Millî takımın kullandığı formalar ise iç sahada Türkiye bayrağının renklerinden alan klasik kırmızı-beyaz formadır. Dış sahada kullanılan forma ise yeni dizayn edilmiştir; Göktürk mavisi (turkuaz) ve beyaz renkten oluşmaktadır.1923'ten 1960'lara [değiştir]
Türk sporunun ilk teşkilatı olan Türk İdman Cemiyetleri İttifakı'nın kurulmasının ardından Yusuf Ziya Öniş başkanlığında ilk Türk Futbol Federasyonu 1923 yılında Şehzadebaşı'ndaki Letafet Apartmanı salonunda yapılan toplantıda 'Futbol Hey'et-i Müttehidesi' adıyla kurulmuştur.

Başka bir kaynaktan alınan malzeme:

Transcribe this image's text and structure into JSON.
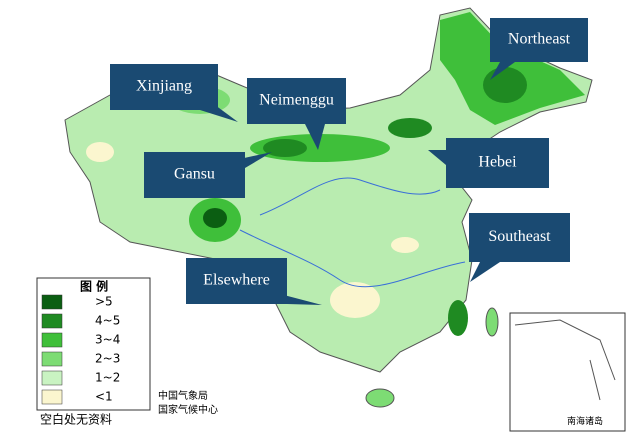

Ardından FIFA'ya başvurulmuş ve Türkiye 21 Mayıs 1923 tarihinde FIFA'nın 26. üyesi olmuştur. FIFA üyeliğinin ardından 1923 yılında Türk Millî Takımı Ali Sami Yen'in teknik direktörlüğünde çıktığı ilk resmi maçında aynı sene Romanya ile İstanbul'da Taksim Stadı'nda karşılaştı ve 2-2 berabere kaldı. Karşılaşmada 2 gol atan Zeki Rıza Sporel Türk Millî Takımı'nın ilk golünü atarak tarihe geçti. 1949 yılında Suriye'yi geçerek 1950 FIFA Dünya Kupası'na katılma hakkını elde etmesine rağmen finansal sorunlar yüzünden turnuvaya katılamadı. 17 Haziran 1951 tarihinde dönemin güçlü takımı, sonradan 1954 FIFA Dünya Kupası'nı kazanacak olan Federal Almanya'yı Berlin'deki Olimpiyat Stadı'nda 2-1 yenen Türk Milli Takımı Türk futbol tarihinin o dönemki en büyük zaferine imza attı. 1954 yılındaki Dünya Kupası elemelerinde İspanya ile eşleşen Ayyıldızlılar deplasmandaki maçı 4-1 kaybetti, kendi sahasında 1-0 kazandı. O zamanki statü gereği tarafsız sahada 3.bir maç oynandı ve 2-2 berabere bitti. Dönemin statüsünde uzatmalar ya da penaltılar değil para atışı yapılıyordu. Para atışı sonucunda Türk Milli Takımı İspanya'yı eleyerek tarihinde ilk defa Dünya Kupası'na katılmayı başardı. İsviçre'de düzenlenen kupada grup maçlarında Güney Kore'yi 7-0 yenerek tarihinin en farklı galibiyetlerinden birini alan milli takım, 3 sene önce mağlup ettiği Federal Almanya'ya grup karşılaşmasında 4-1, play-off maçında ise 7-2 yenilerek bir üst tura çıkma şansını kaybetti. 1955 yılında 1954 FIFA Dünya Kupası'na katılan kadronun çoğunun askerde bulunmasının katkısıyla Ordu Millî Futbol Takımı finalde İtalya'yı geçerek Dünya Şampiyonu oldu. 1956 senesinde bir önceki Dünya Kupası'nda final oynayan Macaristan'ı İstanbul'da 3-1 deviren millî takım tarihinin unutulmaz galibiyetlerinden birine imza attı.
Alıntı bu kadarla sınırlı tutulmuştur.